Submitting a Pull Request


For each new feature, create a working branch:

# Create a working branch for your new feature
git branch --track <branch-name> origin/master

# Checkout the branch
git checkout <branch-name>

Create Commits

# Add each modified file you'd like to include in the commit
git add <file1> <file2>

# Create a commit
git commit

This will open up a text editor where you can craft your commit message.

Upstream Sync and Clean Up

Prior to submitting your pull request, you might want to do a few things to clean up your branch and make it as simple as possible for the original repository's maintainer to test, accept, and merge your work.

If any commits have been made to the upstream master branch, you should rebase your development branch so that merging it will be a simple fast-forward that won't require any conflict resolution work.

# Fetch upstream master and merge with your repository's master branch
git checkout master
git pull upstream master

# If there were any new commits, rebase your development branch
git checkout <branch-name>
git rebase master

Now, it may be desirable to squash some of your smaller commits down into a small number of larger more cohesive commits.
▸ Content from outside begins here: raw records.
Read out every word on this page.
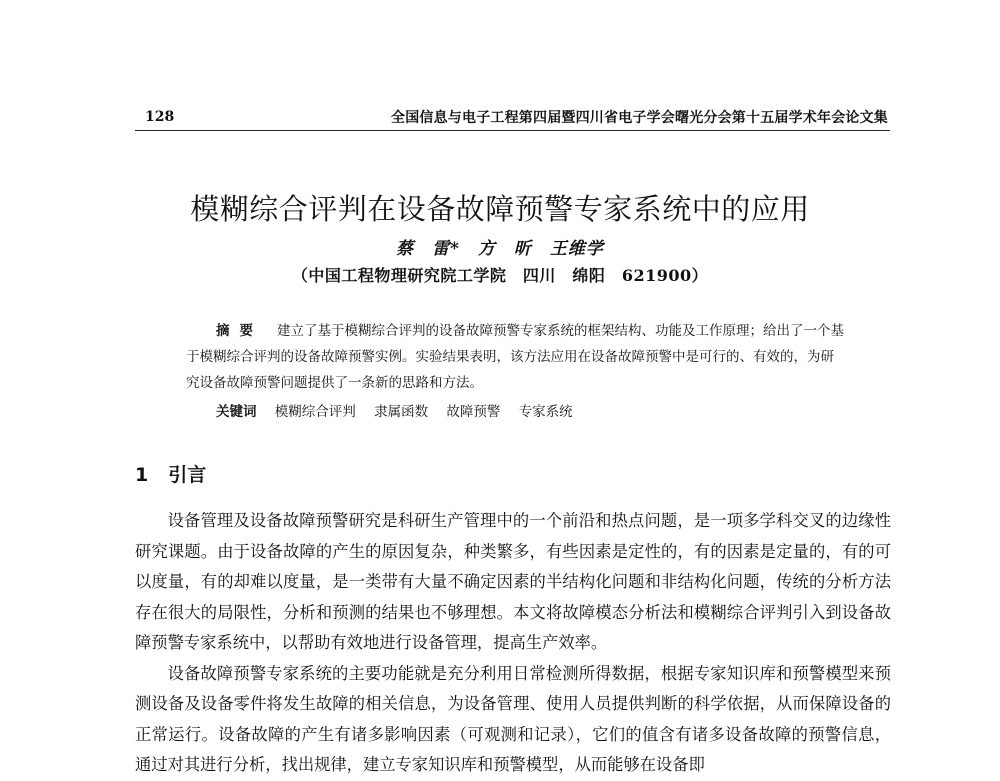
128	全国信息与电子工程第四届暨四川省电子学会曙光分会第十五届学术年会论文集
模糊综合评判在设备故障预警专家系统中的应用
蔡　雷*　方　昕　王维学
（中国工程物理研究院工学院　四川　绵阳　621900）
摘要 建立了基于模糊综合评判的设备故障预警专家系统的框架结构、功能及工作原理；给出了一个基于模糊综合评判的设备故障预警实例。实验结果表明，该方法应用在设备故障预警中是可行的、有效的，为研究设备故障预警问题提供了一条新的思路和方法。
关键词 模糊综合评判 隶属函数 故障预警 专家系统
1 引言

设备管理及设备故障预警研究是科研生产管理中的一个前沿和热点问题，是一项多学科交叉的边缘性研究课题。由于设备故障的产生的原因复杂，种类繁多，有些因素是定性的，有的因素是定量的，有的可以度量，有的却难以度量，是一类带有大量不确定因素的半结构化问题和非结构化问题，传统的分析方法存在很大的局限性，分析和预测的结果也不够理想。本文将故障模态分析法和模糊综合评判引入到设备故障预警专家系统中，以帮助有效地进行设备管理，提高生产效率。

设备故障预警专家系统的主要功能就是充分利用日常检测所得数据，根据专家知识库和预警模型来预测设备及设备零件将发生故障的相关信息，为设备管理、使用人员提供判断的科学依据，从而保障设备的正常运行。设备故障的产生有诸多影响因素（可观测和记录），它们的值含有诸多设备故障的预警信息，通过对其进行分析，找出规律，建立专家知识库和预警模型，从而能够在设备即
You can do this with an interactive rebase:

# Rebase all commits on your development branch
git checkout
git rebase -i master

This will open up a text editor where you can specify which commits to squash.

Coding Conventions and Style

OpenWeave Core runs a style check on every pull request as part of the continuous integration and pull request validation. In order to validate that the submitted code meets the guidelines, you may run:

make -f Makefile-Standalone pretty-check

If you wish to use automated formatting tools, we have provided a clang-format style. In order to automatically format the file, you'd run:

clang-format -i -style=file <src-filename>

Push and Test

# Checkout your branch
git checkout <branch-name>

# Push to your GitHub fork:
git push origin <branch-name>

This will trigger the Travis CI continuous-integration checks. You can view the results in the respective services. Note that the integration checks will report failures on occasion. If a failure occurs, you may try rerunning the test via the Travis web UI.

Submit Pull Request

Once you've validated the Travis CI results, go to the page for your fork on GitHub, select your development branch, and click the pull request button. If you need to make any adjustments to your pull request, just push the updates to GitHub. Your pull request will automatically track the changes on your development branch and update.

Code reviews

All submissions, including submissions by project members, require review.


Documentation undergoes the same review process as code and contributions may be mirrored on our website. See the Documentation Style Guide for more information on how to author and format documentation for contribution.

The small print

Contributions made by corporations are covered by a different agreement than the one above, the Software Grant and Corporate Contributor License Agreement.